Please note that the OQFE protocol differs from both previous UKB 50k releases, SPB and FE, which are described below for reference. All UKB 200k samples were processed from FASTQ with the OQFE docker (https://hub.docker.com/r/dnanexus/oqfe). Further details are provided in the WES FAQ at https://www.ukbiobank.ac.uk/media/cfulxh52/uk-biobank-exome-release-faq_v9-december-2020.pdf
In the original protocol, the SPB pipeline first converted all raw sequencing data to FASTQs according to Illumina NovaSeq best practices and aligned those reads to the GRCh38 reference genome with BWA-mem to generate a CRAM file for each sample. After read-duplicate marking, SNVs and indels were called for with WeCall (GenomicsPLC), generating a gVCF per sample. These gVCFs were joint genotyped using GLnexus (https://www.biorxiv.org/content/10.1101/572347v1) to create a single, unfiltered project-level VCF (pVCF). Genotype depth filters (SNV DP≥7, indel DP≥10) were applied prior to variant site filters requiring at least one variant genotype passing an allele balance filter (heterozygous SNV AB>0.15, heterozygous indel<0.20), resulting in a second 'filtered' pVCF.
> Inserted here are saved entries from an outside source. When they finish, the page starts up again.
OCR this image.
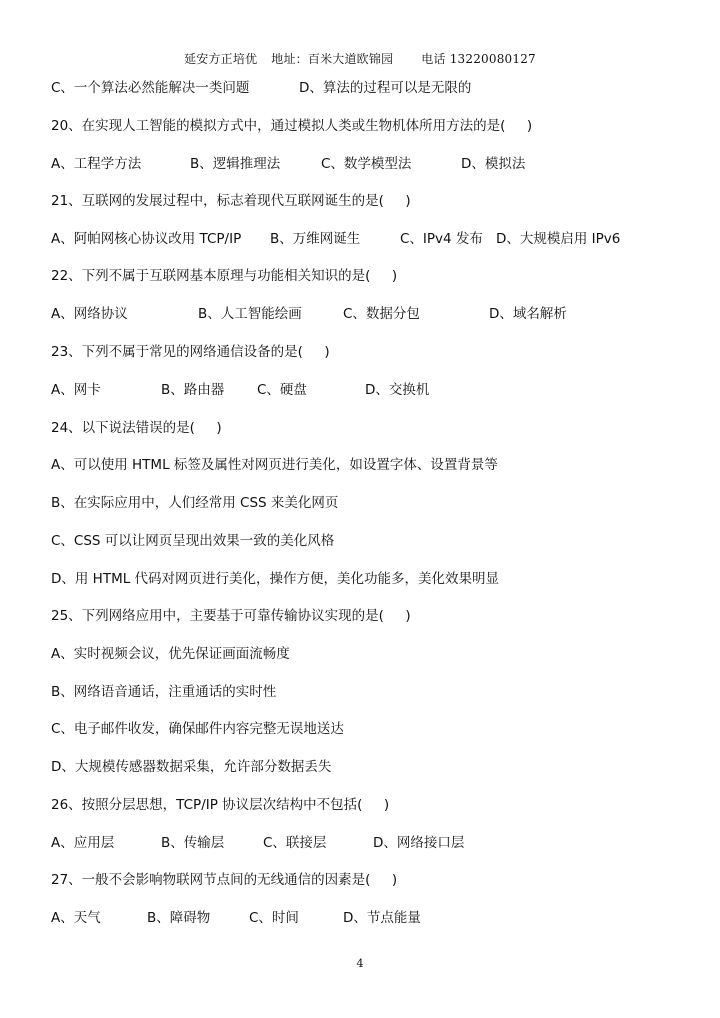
延安方正培优 地址：百米大道欧锦园 电话 13220080127
C、一个算法必然能解决一类问题	D、算法的过程可以是无限的
20、在实现人工智能的模拟方式中，通过模拟人类或生物机体所用方法的是(     )
A、工程学方法	B、逻辑推理法	C、数学模型法	D、模拟法
21、互联网的发展过程中，标志着现代互联网诞生的是(     )
A、阿帕网核心协议改用 TCP/IP B、万维网诞生	C、IPv4 发布 D、大规模启用 IPv6
22、下列不属于互联网基本原理与功能相关知识的是(     )
A、网络协议	B、人工智能绘画	C、数据分包	D、域名解析
23、下列不属于常见的网络通信设备的是(     )
A、网卡	B、路由器 C、硬盘	D、交换机
24、以下说法错误的是(     )
A、可以使用 HTML 标签及属性对网页进行美化，如设置字体、设置背景等
B、在实际应用中，人们经常用 CSS 来美化网页
C、CSS 可以让网页呈现出效果一致的美化风格
D、用 HTML 代码对网页进行美化，操作方便，美化功能多，美化效果明显
25、下列网络应用中，主要基于可靠传输协议实现的是(     )
A、实时视频会议，优先保证画面流畅度
B、网络语音通话，注重通话的实时性
C、电子邮件收发，确保邮件内容完整无误地送达
D、大规模传感器数据采集，允许部分数据丢失
26、按照分层思想，TCP/IP 协议层次结构中不包括(     )
A、应用层	B、传输层	C、联接层	D、网络接口层
27、一般不会影响物联网节点间的无线通信的因素是(     )
A、天气	B、障碍物	C、时间	D、节点能量
4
To maximize data utility and ease of use, an additional "Functionally Equivalent" (FE) pVCF was generated from FASTQs, following the primary analysis protocol described in the 2018 manuscript (PMID: 30279509) and then subject to GATK 3.0 variant calling and hard filtering of variants with inbreeding coefficient<-0.03 or without at least one variant genotype of DP≥10, GQ≥20 and, if heterozygous, AB≥0.20.